This problem can be solved using just pen and paper.

This inequality was used as a proposal problem for National TST of an Asian country a few years back. However, upon receiving the official solution, the committee decided to drop this problem immediately. They don't believe that any students can solve this problem in 3 hour time frame.

- 2 years, 5 months ago

Of course you can, but a proper proof would require symmetric polynomials, for which simplifying them (in this case) would be a right piece of work for a computer, let alone a human being. Fortunately, I have a very good PC that can help me out here; many others on this website would struggle to do so.

- 2 years, 5 months ago

Ok.

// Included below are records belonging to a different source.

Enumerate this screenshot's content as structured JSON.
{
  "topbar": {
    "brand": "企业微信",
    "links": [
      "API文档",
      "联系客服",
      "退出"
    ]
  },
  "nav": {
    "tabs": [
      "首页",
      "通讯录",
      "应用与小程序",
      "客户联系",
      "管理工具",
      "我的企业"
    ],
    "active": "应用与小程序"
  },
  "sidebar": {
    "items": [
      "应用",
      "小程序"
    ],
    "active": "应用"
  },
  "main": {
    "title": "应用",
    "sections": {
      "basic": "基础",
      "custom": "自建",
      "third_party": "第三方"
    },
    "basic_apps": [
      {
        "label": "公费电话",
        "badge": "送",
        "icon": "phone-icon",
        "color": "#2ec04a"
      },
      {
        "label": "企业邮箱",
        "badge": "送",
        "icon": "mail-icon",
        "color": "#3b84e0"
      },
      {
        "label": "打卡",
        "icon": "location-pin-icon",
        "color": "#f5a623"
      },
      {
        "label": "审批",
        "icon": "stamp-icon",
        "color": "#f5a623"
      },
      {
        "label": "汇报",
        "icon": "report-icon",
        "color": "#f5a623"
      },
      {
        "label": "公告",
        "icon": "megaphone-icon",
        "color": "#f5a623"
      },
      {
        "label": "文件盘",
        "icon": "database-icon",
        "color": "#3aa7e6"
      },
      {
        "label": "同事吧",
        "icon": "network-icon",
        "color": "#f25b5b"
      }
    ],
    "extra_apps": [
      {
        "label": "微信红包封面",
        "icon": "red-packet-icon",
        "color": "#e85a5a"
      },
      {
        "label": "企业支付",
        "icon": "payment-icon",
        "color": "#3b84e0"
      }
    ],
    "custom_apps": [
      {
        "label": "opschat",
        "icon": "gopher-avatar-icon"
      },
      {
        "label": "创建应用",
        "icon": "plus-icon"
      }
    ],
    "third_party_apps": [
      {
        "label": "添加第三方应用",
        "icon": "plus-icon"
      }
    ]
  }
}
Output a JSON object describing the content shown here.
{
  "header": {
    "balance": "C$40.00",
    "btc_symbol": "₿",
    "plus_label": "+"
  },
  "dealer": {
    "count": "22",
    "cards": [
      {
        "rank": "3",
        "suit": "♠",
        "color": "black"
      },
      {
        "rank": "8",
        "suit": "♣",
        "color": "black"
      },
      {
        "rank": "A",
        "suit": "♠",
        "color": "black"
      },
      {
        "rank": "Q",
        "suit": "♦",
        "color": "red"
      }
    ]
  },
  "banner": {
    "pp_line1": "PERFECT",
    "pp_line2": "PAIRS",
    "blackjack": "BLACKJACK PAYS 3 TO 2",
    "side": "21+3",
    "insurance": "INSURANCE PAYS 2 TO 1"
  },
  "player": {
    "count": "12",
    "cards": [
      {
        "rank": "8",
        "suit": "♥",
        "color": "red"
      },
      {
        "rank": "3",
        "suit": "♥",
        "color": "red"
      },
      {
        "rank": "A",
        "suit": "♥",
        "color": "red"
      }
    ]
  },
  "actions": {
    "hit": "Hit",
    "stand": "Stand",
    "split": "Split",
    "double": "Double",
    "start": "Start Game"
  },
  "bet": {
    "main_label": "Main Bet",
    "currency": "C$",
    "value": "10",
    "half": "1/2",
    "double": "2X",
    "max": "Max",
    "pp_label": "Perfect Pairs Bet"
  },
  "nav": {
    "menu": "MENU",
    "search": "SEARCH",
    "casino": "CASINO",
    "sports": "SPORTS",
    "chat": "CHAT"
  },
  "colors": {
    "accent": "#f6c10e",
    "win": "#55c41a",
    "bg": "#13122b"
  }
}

I was wondering if it could be solved using inequalities/theorems like these.

- 2 years, 5 months ago

- 1 year, 2 months ago

Hey,

$\displaystyle \sum_{cyclic} \frac{x^4}{8x^3 + 5y^3} \geq \frac{x+y+z}{13} \geq \frac{3(xyz)^\frac{1}{3} }{13}$

So, can we prove $\displaystyle \ \ \ \sum_{cyclic} \frac{x^4}{8x^3 + 5y^3} \geq \frac{3(xyz)^\frac{1}{3} }{13}$

Cause if we can, Then it is quite easy.... IN THE CASE WHEN $\ \ x,y,z \geq 0$

- 1 year, 2 months ago

SOLUTION

$\displaystyle \sum_{cyclic} \frac{x^4}{8x^3 + 5y^3} \geq \frac{x+y+z}{13} \geq \frac{3(xyz)^\frac{1}{3} }{13}$

So We can say $\displaystyle \ \ \ \sum_{cyclic} \frac{x^4}{8x^3 + 5y^3} \times 13(x^3 + y^3 +z^3) \geq (x^2 + y^2 + z^2)^2 \ \ \ \$ By Cauchy-Schwarz Inequality more precisely Titu's Lemma

Also we can see that $\displaystyle \ \ x^2 + y^2 + z^2 \geq xy + yz + zx$

Thus, $\displaystyle \ \sum_{cyclic} \frac{x^4}{8x^3 + 5y^3} \times (x^3 + y^3 +z^3) \geq \frac {(xy + yz + zx)^2}{13}$

And, $\displaystyle \ \ \frac {(xy + yz + zx)^2}{13} \geq \frac {9(xyz)^ \frac {4}{3} }{13} \ \$ By AM-GM-HM Inequality

Finally, $\displaystyle \ \ \frac {(xy + yz + zx)^2}{13} \geq \frac {3(xyz)^ \frac {1}{3} }{13} \times 3xyz \ \$

So$\displaystyle \ \sum_{cyclic} \frac{x^4}{8x^3 + 5y^3} \times (x^3 + y^3 +z^3) \geq \frac {3(xyz)^ \frac {1}{3} }{13} \times 3xyz$........................1

Also, $\displaystyle \ \ x^3 + y^3 +z^3 \geq 3xyz$.....................2

Now, as $\displaystyle \ \ x,y,z \geq 0 \ \$ So divide inequality 1 by inequality 2 ,

Hence the final inequality becomes $\displaystyle \ \ \ \sum_{cyclic} \frac{x^4}{8x^3 + 5y^3} \geq \frac{3(xyz)^\frac{1}{3} }{13}$

If it wasn't metioned that$\displaystyle \ \ x,y,z \geq 0 \ \$ we couldn't divide two inequalities directly.

- 1 year, 2 months ago

Yes, you did prove that $\sum_{cyc} \frac{x^4}{8x^3+5y^3} \geq \frac{3(xyz)^{\frac13}}{13}$, but unfortunately, that doesn't quite prove the original problem statement. This is because $\sum_{cyc} \frac{x^4}{8x^3+5y^3} \geq \frac{3(xyz)^{\frac13}}{13}$ can definitely mean $\frac{x+y+z}{13} \geq \sum_{cyc} \frac{x^4}{8x^3+5y^3} \geq \frac{3(xyz)^{\frac13}}{13}$.

I'm gonna give a simple example. Suppose that you want to prove $x > y$. You DO know that $y>z$. And somehow you do manage to prove that $x>z$. Does it mean that $x>y$?

No! The conditions $y>z$ and $x>z$ does not imply that $x>y$. See: If $x=2,y=3,z=1$: $y=3>z=1$ TRUE, and $x=2>z=1$ TRUE, however, $x=2!

- 1 year ago

Yes, I agree with you.. Thank you for correcting me.

- 1 year ago

There, if you're interested in more inequalities :) https://artofproblemsolving.com/articles/files/MildorfInequalities.pdf

- 1 year ago

I will surely access it.

- 1 year ago